Im Jemen ist Geld nichts mehr Wert | Bild: © Oxfam International [CC BY-NC-ND 2.0] – flickr
- Zuerst einmal haben sowohl die Huthi-Machthaber als auch die international anerkannte Regierung die Devisenreserven heruntergefahren, um den Krieg zu finanzieren. Es folgten stagnierende Gehälter und steigende Lebensmittelpreise.
- Gleichzeitig entschied sich die Zentralbank dazu, Kredite an Lebensmittelimporteure zu beschränken, ihnen blieb daraufhin nichts anderes übrig, als die Preise für Verbraucher zu erhöhen.
- Hinzu kommt, dass die Regierung auf Geheiß ihrer saudischen und emiratischen Schutzherren anordnen ließ, die jemenitische Zentralbank von Sanaa nach Aden zu verlegen und die Auszahlung von Gehältern an Staatsbedienstete auszusetzen. Von einem Monat auf den anderen verloren Millionen Menschen ihr Einkommen.
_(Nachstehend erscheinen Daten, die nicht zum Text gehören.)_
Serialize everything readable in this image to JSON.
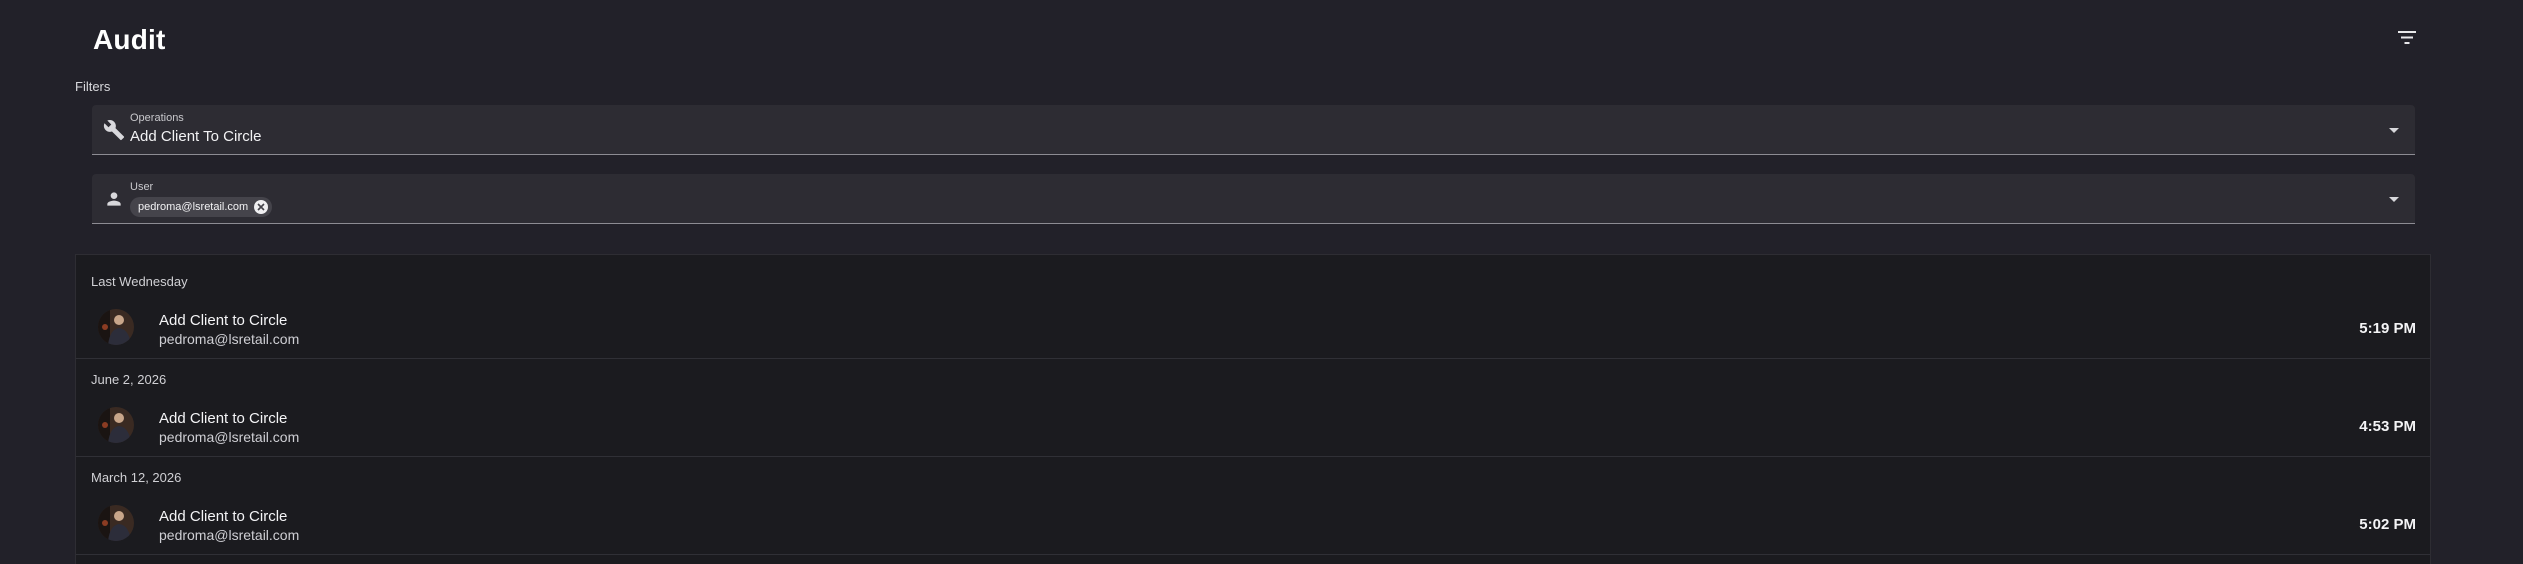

Im Gegensatz zu einer von Dürre und Ernteausfall verursachten Hungersnot, die hauptsächlich die Landbevölkerung trifft, gerieten im Jemen die Stadtbewohner in extreme Notlage. In den Monaten nach der Verlegung der Zentralbank nach Aden müssen sich die Machthaber in Riad und Abu Dhabi ebenso wie im Jemen den verheerenden Auswirkungen ihrer Ignoranz bewusst gewesen sein. Sie weigerten sich dennoch mehr als zwei weitere Jahre lang den Wirtschaftskrieg oder die Militärangriffe einzudämmen, geschweige denn zu beenden, auch wenn das möglich gewesen wäre. Laut einer Schätzung aus dem Oktober 2019 stehen im Jemen fast 250000 Menschen vor dem Hungertod. Für sich genommen ist die Entscheidung, einer Million Menschen ihr Gehalt von jetzt auf gleich nicht mehr auszuzahlen zwar durchaus moralisch anzuprangern, aber noch kein Kriegsverbrechen. Wenn dies aber mit unmenschlicher Konsequenz über mehr als drei Jahre andauert und parallel Angriffe stattfinden, die zweifellos als Kriegsverbrechen zu verurteilen sind, dann fügt sich das Bild zu einem Komplott auf höchster Ebene zusammen, ein Volk durch Aushungern zur Unterwerfung zu zwingen.
Klassischerweise geht der Einsatz von Hunger als Kriegswaffe mit Belagerungen einher, die dem Zweck dienen, territoriale Kontrolle zu erlangen. Ein verheerendes Beispiel unserer Zeit dafür, findet sich in Syrien. Dort wurde unter dem perfiden Motto „Kapitulation oder Hungertod“ zwischen 2013 und 2018 besonders brutal gegen von Oppositionskräften kontrollierte urbane Enklaven vorgegangen. In Ost-Ghouta, einem Vorort der Hauptstadt Damaskus, wurden die 400.000 Bewohner komplett von der Wasser- und Stromversorgung abgeschnitten. Der Handel kam zum erliegen. Auf dem Höhepunkt der Belagerung waren die Lebensmittelpreise in Ost-Ghouta astronomische 60 Mal so hoch wie nur wenige Kilometer entfernt in der Hauptstadt. Die Bevölkerung verdankte ihr überleben lediglich unterirdischen Tunneln und der Zahlung exorbitant hoher Bestechungsgelder für die Einfuhr des absolut Nötigsten. Wer Bilder aus Ost-Ghouta mit Bildern aus Mossul und Raqqa vergleicht, dem fällt schnell auf: Unterschiede gibt es kaum. Die Zerstörungen sind an allen Orten immens, Rücksicht auf Zivilisten muss „Kollateralschäden“ weichen. Alle Kriegsparteien haben sich in Syrien derselben Mittel bedient: Einkreisen, aushungern, Dauerbeschuss des Gegners. Der einzige Unterschied findet sich in der Empörung hinterher. Wenn der Westen die Verantwortung trägt, sind keine Schimpftiraden zu hören. 4) bpb: Hunger als Kriegswaffe; Artikel vom 03.01.2020 5) Lüders, Michael: Armageddon im Orient. Wie die Saudi-Connection den Iran ins Visier nimmt. 2018.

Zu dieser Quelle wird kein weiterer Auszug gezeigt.